If you are just getting your TikTok page off the ground, there are a ton of directions you can go. Take advantage of the fact that your audience is growing with you. Behind-the-scenes (BTS) songwriting sessions, a TikTok Live transmission of the band hanging out, a carousel of lyrics from your journal — clever content can create hype (and cash flow) as you write the record in earnest.
Eventually, you’ll need something to show for the music you bring to the world. It doesn’t have to be polished at first, and honestly, B-sides that are wildly different from the album cut to hold a special place in fans’ hearts a lot of the time.
You can sell digital copies of scratch tracks on your TikTok Shop and put on TikTok Live performances, for which you can also bring in some money through gifts.
Write a melody, then loop it. Post and look for feedback from your base. Now, tie in some visuals. The band walking together down the street with a leaky light filter — throw a fisheye on the camera. Overlay the band’s logo with transparency as the riff builds, and the direction the blueprint of a song is going becomes more apparent.

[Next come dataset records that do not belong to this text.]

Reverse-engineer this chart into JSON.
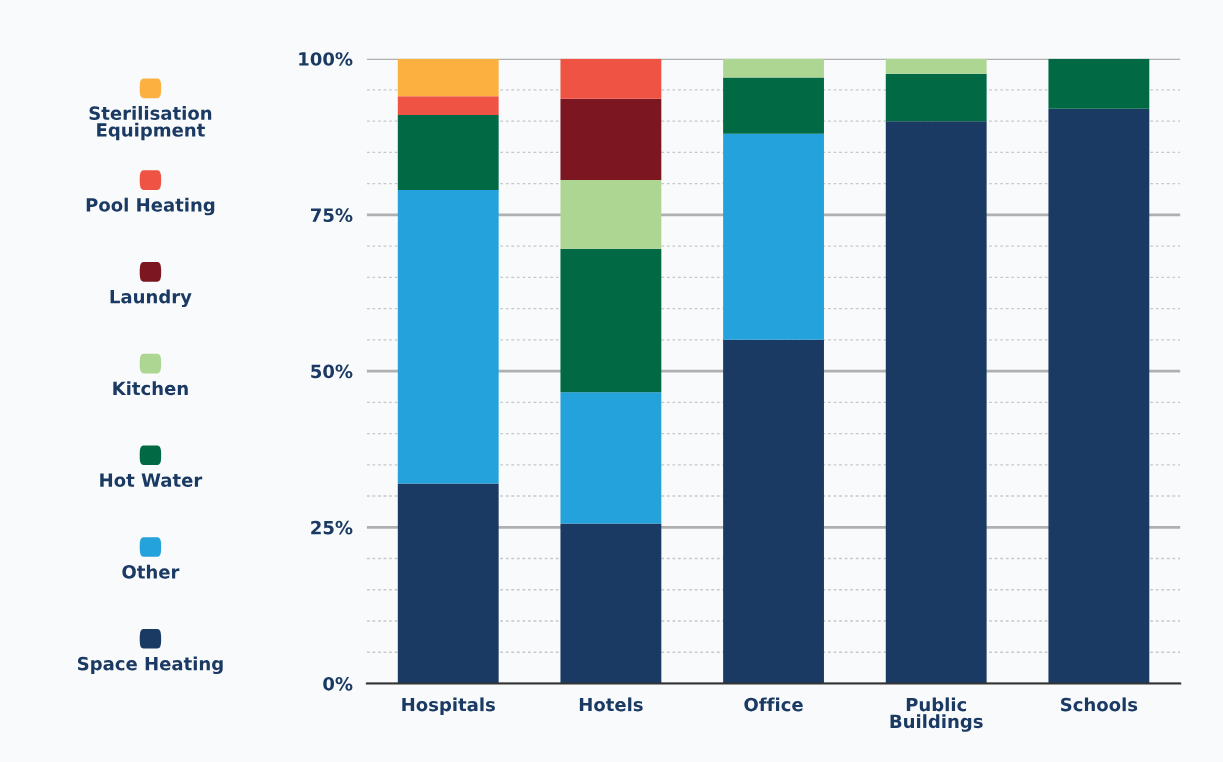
{
  "chart_data": {
    "type": "bar",
    "stacked": true,
    "categories": [
      "Hospitals",
      "Hotels",
      "Office",
      "Public Buildings",
      "Schools"
    ],
    "series": [
      {
        "name": "Space Heating",
        "color": "#1b3a63",
        "values": [
          32,
          25.6,
          55,
          90,
          92
        ]
      },
      {
        "name": "Other",
        "color": "#24a2dc",
        "values": [
          47,
          21,
          33,
          null,
          null
        ]
      },
      {
        "name": "Hot Water",
        "color": "#016a45",
        "values": [
          12,
          23,
          9,
          7.6,
          8
        ]
      },
      {
        "name": "Kitchen",
        "color": "#aed693",
        "values": [
          null,
          11,
          3,
          2.4,
          null
        ]
      },
      {
        "name": "Laundry",
        "color": "#7c1620",
        "values": [
          null,
          13,
          null,
          null,
          null
        ]
      },
      {
        "name": "Pool Heating",
        "color": "#ef5344",
        "values": [
          3,
          6.4,
          null,
          null,
          null
        ]
      },
      {
        "name": "Sterilisation Equipment",
        "color": "#fbb040",
        "values": [
          6,
          null,
          null,
          null,
          null
        ]
      }
    ],
    "ylim": [
      0,
      100
    ],
    "yticks": [
      {
        "value": 0,
        "label": "0%"
      },
      {
        "value": 5,
        "label": null
      },
      {
        "value": 10,
        "label": null
      },
      {
        "value": 15,
        "label": null
      },
      {
        "value": 20,
        "label": null
      },
      {
        "value": 25,
        "label": "25%"
      },
      {
        "value": 30,
        "label": null
      },
      {
        "value": 35,
        "label": null
      },
      {
        "value": 40,
        "label": null
      },
      {
        "value": 45,
        "label": null
      },
      {
        "value": 50,
        "label": "50%"
      },
      {
        "value": 55,
        "label": null
      },
      {
        "value": 60,
        "label": null
      },
      {
        "value": 65,
        "label": null
      },
      {
        "value": 70,
        "label": null
      },
      {
        "value": 75,
        "label": "75%"
      },
      {
        "value": 80,
        "label": null
      },
      {
        "value": 85,
        "label": null
      },
      {
        "value": 90,
        "label": null
      },
      {
        "value": 95,
        "label": null
      },
      {
        "value": 100,
        "label": "100%"
      }
    ],
    "grid": "y",
    "legend": "left"
  }
}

Striking a chord with your audience before even recording a single note proves that your image and approach resonate with fans. That’s attractive to advertising partners and brands looking to collaborate — and you automatically have an audience invested in your success.
And just because you are attracting attention doesn’t mean you need to start feeling weird about it. There are ways to build an authentic following without feeling icky. There’s no room for self-consciousness or nervousness about writing the music unless that is your muse.

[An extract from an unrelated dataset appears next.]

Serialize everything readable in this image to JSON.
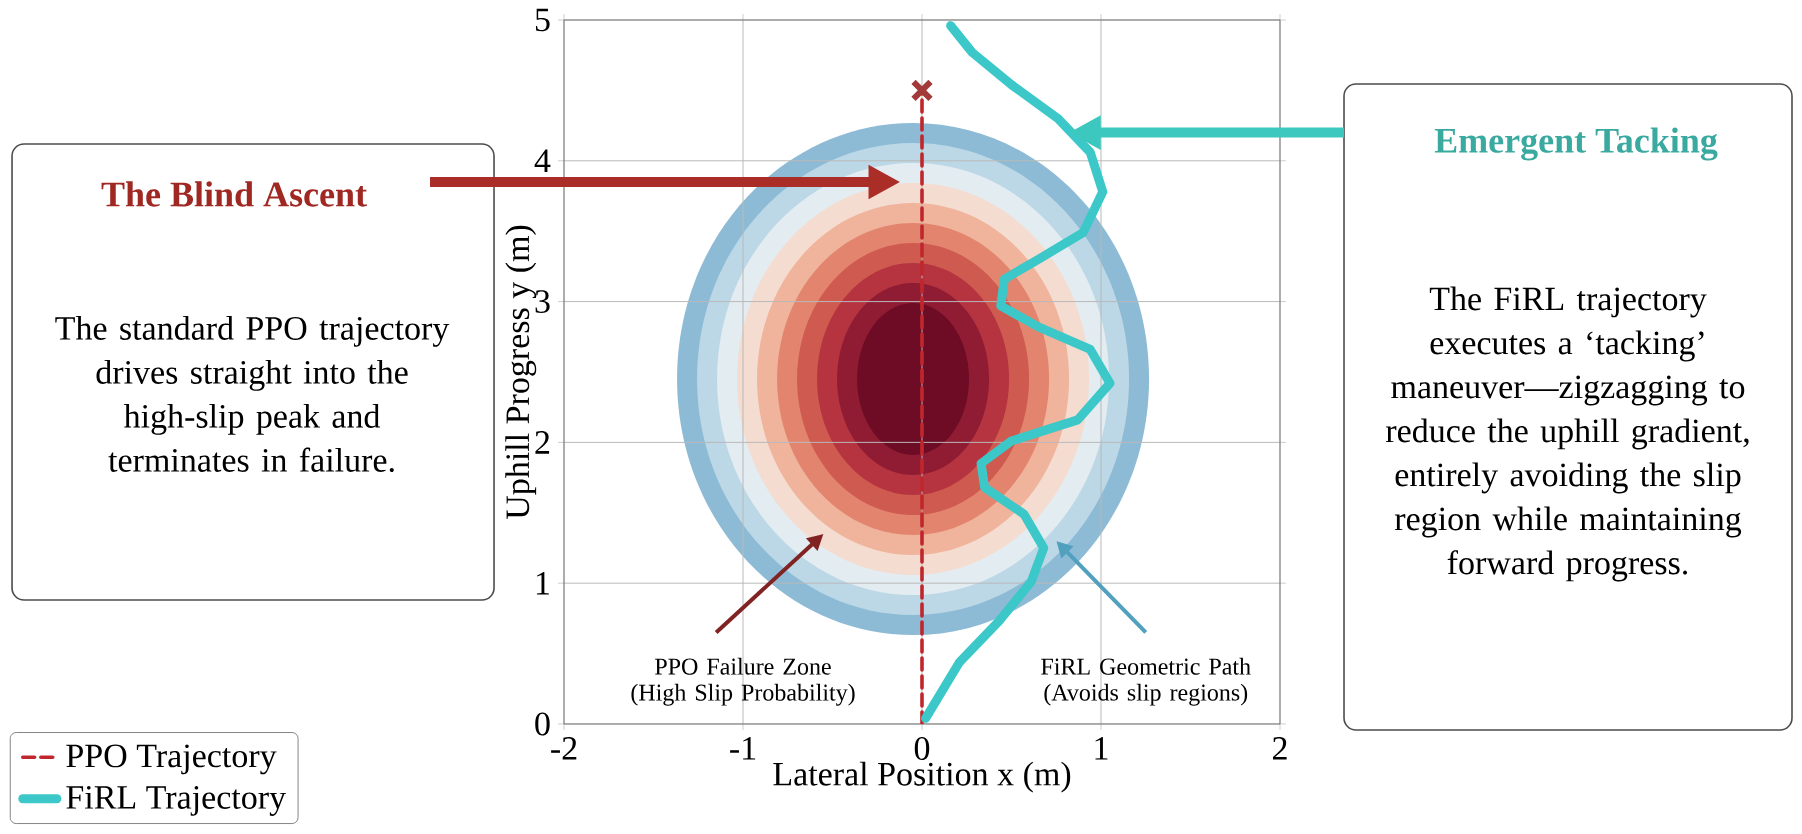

No Music, no Problem: How to Hype

You need to have a hook. Like everything in the biz, you will have to draw your audience in with whatever you’ve got. Usually, this begins with a concept. Drop an announcement with a bit of mystery.
Be vague. Drop hints about the theme and the direction the album is going. If you’ve got your aesthetics down, you will use this. Letting fans be part of the writing process is priceless. Including polls and having Q&A Live Sessions will make your fanbase invest in you as an artist.
Have your followers send in sounds and samples for inspiration. “The best one that makes it onto the album” is music meant for fans’ ears.
Bring it all together
Add to this hype with limited edition pre-album merchandise in your TikTok Shop, which builds mystery and a sense of community before the music drops. Cryptic symbols and album title placeholders on merchandise create a world for your audience to exist in while testing different approaches. Scrapbooks and zines document the creation process, allowing fans to participate while driving traffic to your shop.
Teaser content can be short mood videos that include short cinematic loops. Use sonic elements from your environment or check out what is available from sound libraries to fill in the audio. Studio photo dumps, pictures of band practice, and drawings can all be monetized with access to a quality printer.
And just because you don’t have a band yet shouldn’t stop you from actualizing the dream. Lean into whatever your strengths are. If you are a visual artist who wants to make an album, start with the art. Consider a theme if you are a writer, and let the words flow onto the paper. There are plenty of people out there who want to do the exact thing you are doing.
Once you find your audience? Let TikTok automation help you stay connected with them as you grow, together.